Quand George Santos passe aux « aveux »


Il n’a obtenu aucun des diplômes universitaires qu’il revendique. Il n’a travaillé ni pour Citigroup ni pour Goldman Sachs. Il n’est propriétaire d’aucun immeuble, lui qui prétendait en posséder 13 avec sa famille. Et il n’est pas juif. Mais il ne croit pas que ses mensonges devraient l’empêcher de prêter serment à titre de représentant à Washington de la 6e circonscription de New York, qui comprend des parties de Long Island et de Queens. « Mes péchés ici sont d’embellir mon CV », a déclaré au New York Post George Santos, élu sous la bannière républicaine le 8 novembre dernier.

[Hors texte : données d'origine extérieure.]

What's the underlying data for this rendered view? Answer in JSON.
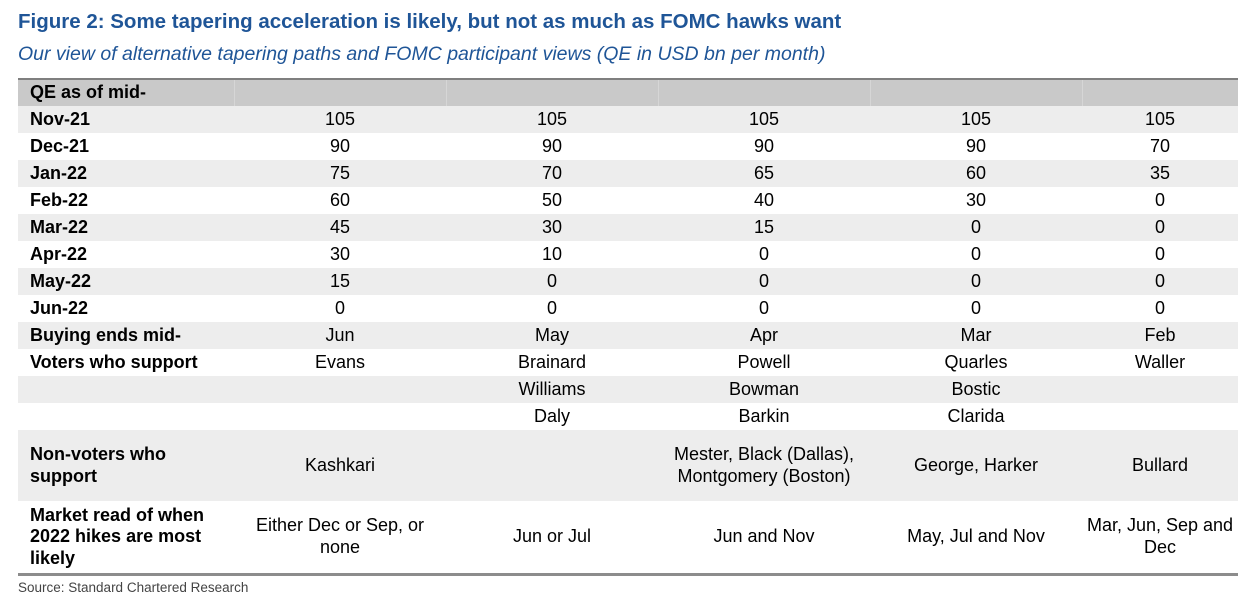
{
  "title": "Figure 2: Some tapering acceleration is likely, but not as much as FOMC hawks want",
  "subtitle": "Our view of alternative tapering paths and  FOMC participant views (QE in USD bn per month)",
  "header_label": "QE as of mid-",
  "rows": [
    {
      "label": "Nov-21",
      "values": [
        "105",
        "105",
        "105",
        "105",
        "105"
      ]
    },
    {
      "label": "Dec-21",
      "values": [
        "90",
        "90",
        "90",
        "90",
        "70"
      ]
    },
    {
      "label": "Jan-22",
      "values": [
        "75",
        "70",
        "65",
        "60",
        "35"
      ]
    },
    {
      "label": "Feb-22",
      "values": [
        "60",
        "50",
        "40",
        "30",
        "0"
      ]
    },
    {
      "label": "Mar-22",
      "values": [
        "45",
        "30",
        "15",
        "0",
        "0"
      ]
    },
    {
      "label": "Apr-22",
      "values": [
        "30",
        "10",
        "0",
        "0",
        "0"
      ]
    },
    {
      "label": "May-22",
      "values": [
        "15",
        "0",
        "0",
        "0",
        "0"
      ]
    },
    {
      "label": "Jun-22",
      "values": [
        "0",
        "0",
        "0",
        "0",
        "0"
      ]
    },
    {
      "label": "Buying ends mid-",
      "values": [
        "Jun",
        "May",
        "Apr",
        "Mar",
        "Feb"
      ]
    },
    {
      "label": "Voters who support",
      "values": [
        "Evans",
        "Brainard",
        "Powell",
        "Quarles",
        "Waller"
      ]
    },
    {
      "label": "",
      "values": [
        "",
        "Williams",
        "Bowman",
        "Bostic",
        ""
      ]
    },
    {
      "label": "",
      "values": [
        "",
        "Daly",
        "Barkin",
        "Clarida",
        ""
      ]
    },
    {
      "label": "Non-voters who support",
      "values": [
        "Kashkari",
        "",
        "Mester, Black (Dallas), Montgomery (Boston)",
        "George, Harker",
        "Bullard"
      ]
    },
    {
      "label": "Market read of when 2022 hikes are most likely",
      "values": [
        "Either Dec or Sep, or none",
        "Jun or Jul",
        "Jun and Nov",
        "May, Jul and Nov",
        "Mar, Jun, Sep and Dec"
      ]
    }
  ],
  "source": "Source: Standard Chartered Research"
}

Comme l’indique cette déclaration, les aveux de Santos représentent une autre forme de mensonge. Pour expliquer comment il a pu prétendre avoir été employé par deux des plus grandes banques de Wall Street, le fabulateur a déploré « un mauvais choix de mots ». Selon ce qu’il a avoué au Post, la vérité est qu’il a référé des clients d’une petite société d’investissement où il a travaillé à ces banques.

Santos a cependant nié avoir menti en déclarant qu’il était « juif » par ses grands-parents maternels, qui auraient immigré au Brésil pour fuir l’Holocauste. Ce fils d’immigrés brésiliens dit aujourd’hui que sa grand-mère juive s’est convertie au catholicisme, ce qui expliquerait pourquoi sa propre mère n’a jamais fait mention de ses origines juives dans ses nombreuses interventions de nature religieuse sur sa page Facebook.

« Je n’ai jamais prétendu être juif. Je suis catholique. Parce que j’ai appris que ma famille maternelle avait des origines juives, j’ai dit que j’étais jew-ish », a déclaré Santos.

Dans la langue argotique, on ajoute parfois le terme « ish » à un mot pour dire « peut-être », « à peu près » ou « en quelque sorte », comme dans girlish ou fiftyish. Santos serait donc jew-ish. Twitter n’en revient pas.

Il faut ajouter ici que le journal The Forward et CNN ont révélé que les grands-parents maternels de Santos étaient probablement nés au Brésil, de sorte que l’histoire de l’Holocauste ne tient pas vraiment la route. Elle est tout au plus trueish.

Santos a également démenti une des révélations récentes du New York Times selon laquelle des documents de cour brésiliens indiquent qu’il a été accusé de fraude dans sa jeunesse après avoir été surpris en train de faire des chèques avec un chéquier volé. Selon le Times, les documents montrent que Santos a avoué le crime et a été inculpé, mais que l’affaire n’a pas été résolue car les autorités n’ont pas pu le localiser par la suite.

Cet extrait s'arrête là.